More effective, less expensive: an admittedly counterintuitive mantra until you actually examine the numbers. Then it suddenly becomes clear that this is exactly the case. Prof. Winters explains how things have turned around since the 1980s, when recidivism was high and rehabilitation rare. (Back to the Future – Corrections.com)

What replaced that broken system came to be known as the “Missouri Miracle.” Traditional facilities were replaced by 32 small housing units (with populations typically ranging from 10 to 30) that are not only located across the state so that juvenile offenders can remain close to home, but also bear little resemblance to a prison. They are more like a group home, staffed by highly-trained personnel who use an approach that emphasizes therapy and rehabilitation over punishment. The staff-offender ratio is very low as well.

Though it might seem that a less stringent security environment—these facilities do not even have fences—would be an invitation to escape, that has not been the case in Missouri. On average there are less than 50 per year. The state does operate eight isolation rooms for juvenile offenders and still has a traditional prison for offenders under age 17, but the isolation rooms have been only rarely used and the prison has contained less than five inmates for most years of the new program.

What qualified the “Missouri Miracle” as a miracle? Recidivism into the juvenile program is now under 8%. The rate of adult conviction of former juvenile offenders now hovers between 7% and 8% for a five-year period after concluding the program. New York’s juvenile system, by contrast, has an 89% male recidivism rate. In Illinois it was 50% in 2006-09, up from 33% in 1996-99. Roughly half of Missouri offenders return to school successfully, and another third earn high school diplomas or a GED while in the program. Compared to Missouri’s 91% education rate, the national average is 46%.

It might be reasonable to assume that such commendable results come at a high price, but in fact the opposite is true. New York’s cost is $210,000 per juvenile for a nearly 90% failure rate. The national average is around $100,000. The Missouri Miracle, on the other hands, costs about $50,000 per child annually.

This is no big secret. All you have to do is look at the numbers. In this age of rhetoric, seeing actual facts used to to state the case is a joy to behold. Even better is the fact that Winters points to several other similar programs that have been kicking off around the country.

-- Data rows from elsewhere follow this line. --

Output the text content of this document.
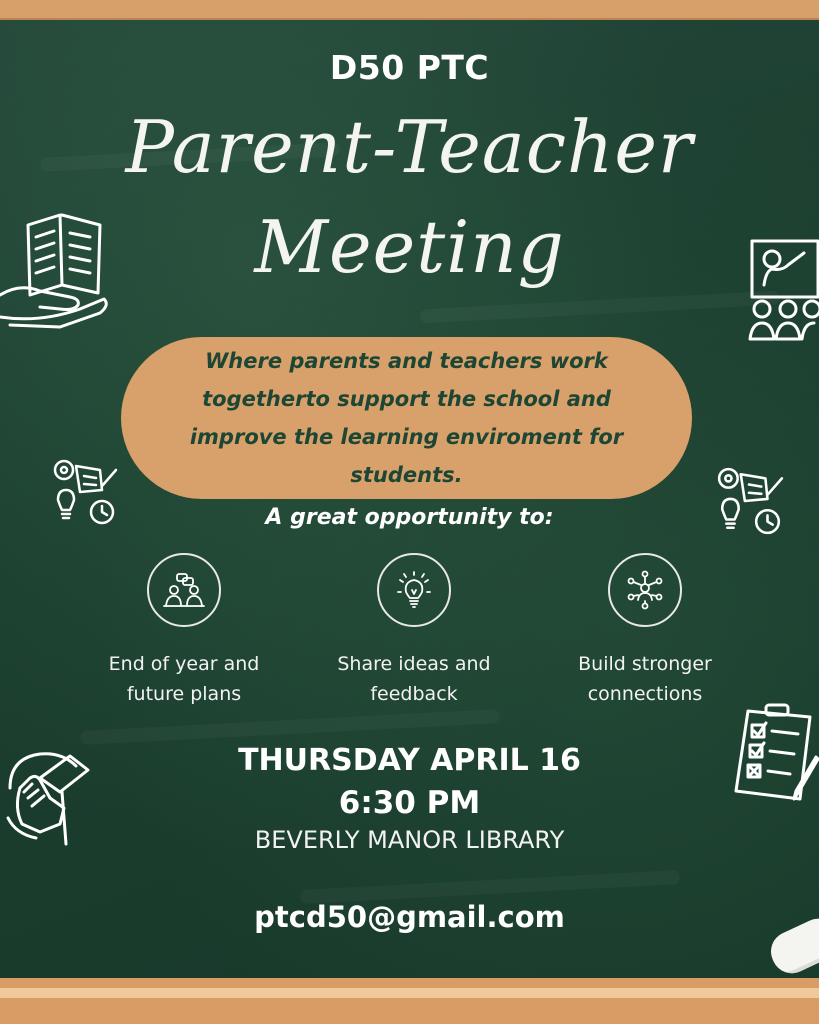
D50 PTC
Parent-Teacher
Meeting

Where parents and teachers work togetherto support the school and improve the learning enviroment for students.

A great opportunity to:
End of year and
future plans
Share ideas and
feedback
Build stronger
connections
THURSDAY APRIL 16
6:30 PM
BEVERLY MANOR LIBRARY
ptcd50@gmail.com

The District of Columbia started to use the Missouri Model in 2009 with mixed results. The first facility based on it cut its recidivism rate in half. Unfortunately there was also a tragic incident where a middle-school principal was killed by several juveniles who were serving under the new program.

Here in my home state of Louisiana, which has always deserved a horrible reputation when it comes to corrections, we saw the Bridge City facility open in 2007. Again based on the Missouri Model, it serves male youth offenders aged 10 to 20 serving sentences ranging from six to 24 months. Since opening it has achieved a recidivism rates of 10 %.

Other jurisdictions are finally starting to experiment with the Missouri Model, including New Mexico and San Jose, California. We have faith that the model’s success can be replicated in widely divergent areas of the country, and each time it shows gains in another community the evidence becomes more impossible to ignore. This is the sane way to both fix the system and reduce the budget needed to do so at the same time.